CrossWatch is designed for trusted local use and should not be exposed directly to the public internet.
Use it on your local network, through a VPN such as WireGuard or Tailscale, or behind a reverse proxy with strong authentication and TLS. CrossWatch authentication and its built in self signed certificate can also be enabled.
Security fixes are applied to main first and included in the next release.
Do not report security issues through public GitHub Issues.
Use GitHub Security Advisories:
Repository, Security, Advisories, New draft security advisory
Include:
- A description of the issue and its impact
- Reproduction steps or a minimal proof of concept
- Relevant logs with secrets removed
- A suggested fix, when available
When Security Advisories are unavailable, open an issue titled Security: need private contact without technical details.
Restrict access to trusted users. CrossWatch can read and modify configuration, credentials, provider data and sync state.
Do not port forward port 8787 directly to the internet.
Sensitive values are encrypted in config.json and masked in logs.
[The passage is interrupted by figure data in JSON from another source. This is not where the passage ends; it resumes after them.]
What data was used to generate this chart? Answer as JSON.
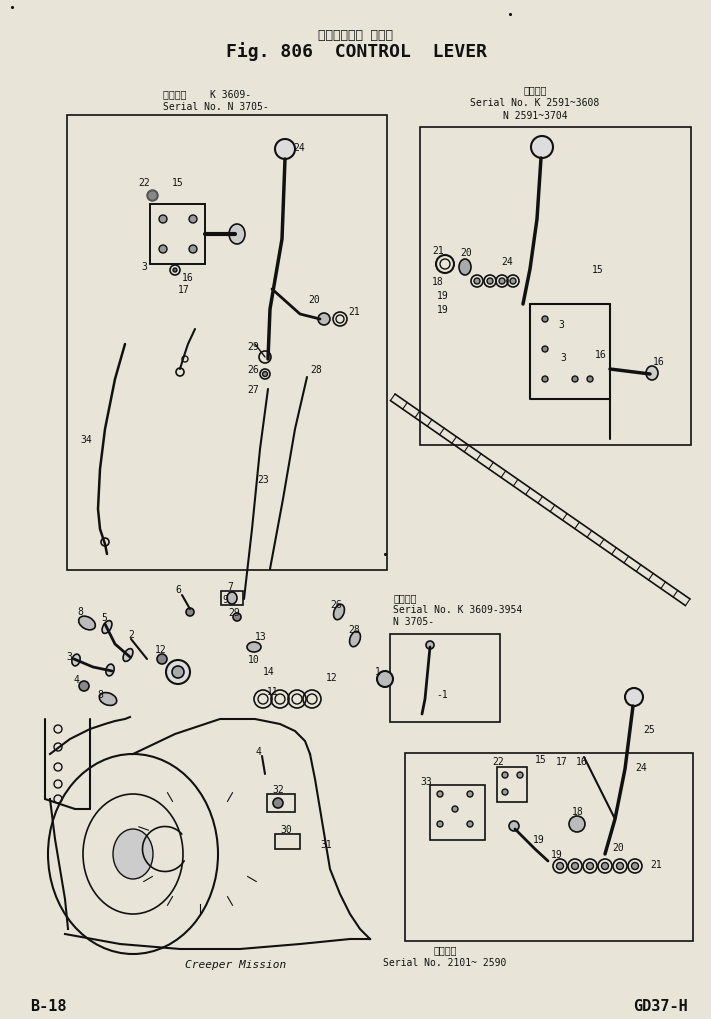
{
  "title_japanese": "コントロール レバー",
  "title_english": "Fig. 806  CONTROL  LEVER",
  "page_number": "B-18",
  "model": "GD37-H",
  "background_color": "#d8d4c8",
  "paper_color": "#e8e5d8",
  "border_color": "#111111",
  "text_color": "#111111",
  "top_left_label1": "通用分機    K 3609-",
  "top_left_label2": "Serial No. N 3705-",
  "top_right_label1": "通用分機",
  "top_right_label2": "Serial No. K 2591~3608",
  "top_right_label3": "N 2591~3704",
  "mid_right_label1": "通用分機",
  "mid_right_label2": "Serial No. K 3609-3954",
  "mid_right_label3": "N 3705-",
  "bottom_label1": "通用分機",
  "bottom_label2": "Serial No. 2101~ 2590",
  "creeper_label": "Creeper Mission",
  "fig_width": 711,
  "fig_height": 1020
}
This reduces accidental exposure but does not protect against a compromised host.
Protect the configuration directory, do not commit configuration files, and rotate credentials after suspected exposure.
Disabling SSL verification can support self signed provider setups, but it weakens transport security. Use it only on trusted networks.
In scope:
- CrossWatch API, UI, authentication, sync logic and file handling
- Credential or personal data exposure
- Remote code execution
- Server side request forgery
- Path traversal
- Authorization bypass
Out of scope:
- Vulnerabilities in third party services
- Reverse proxy, firewall or network configuration errors
Responsible reports may receive credit in the advisory or release notes, unless anonymity is requested.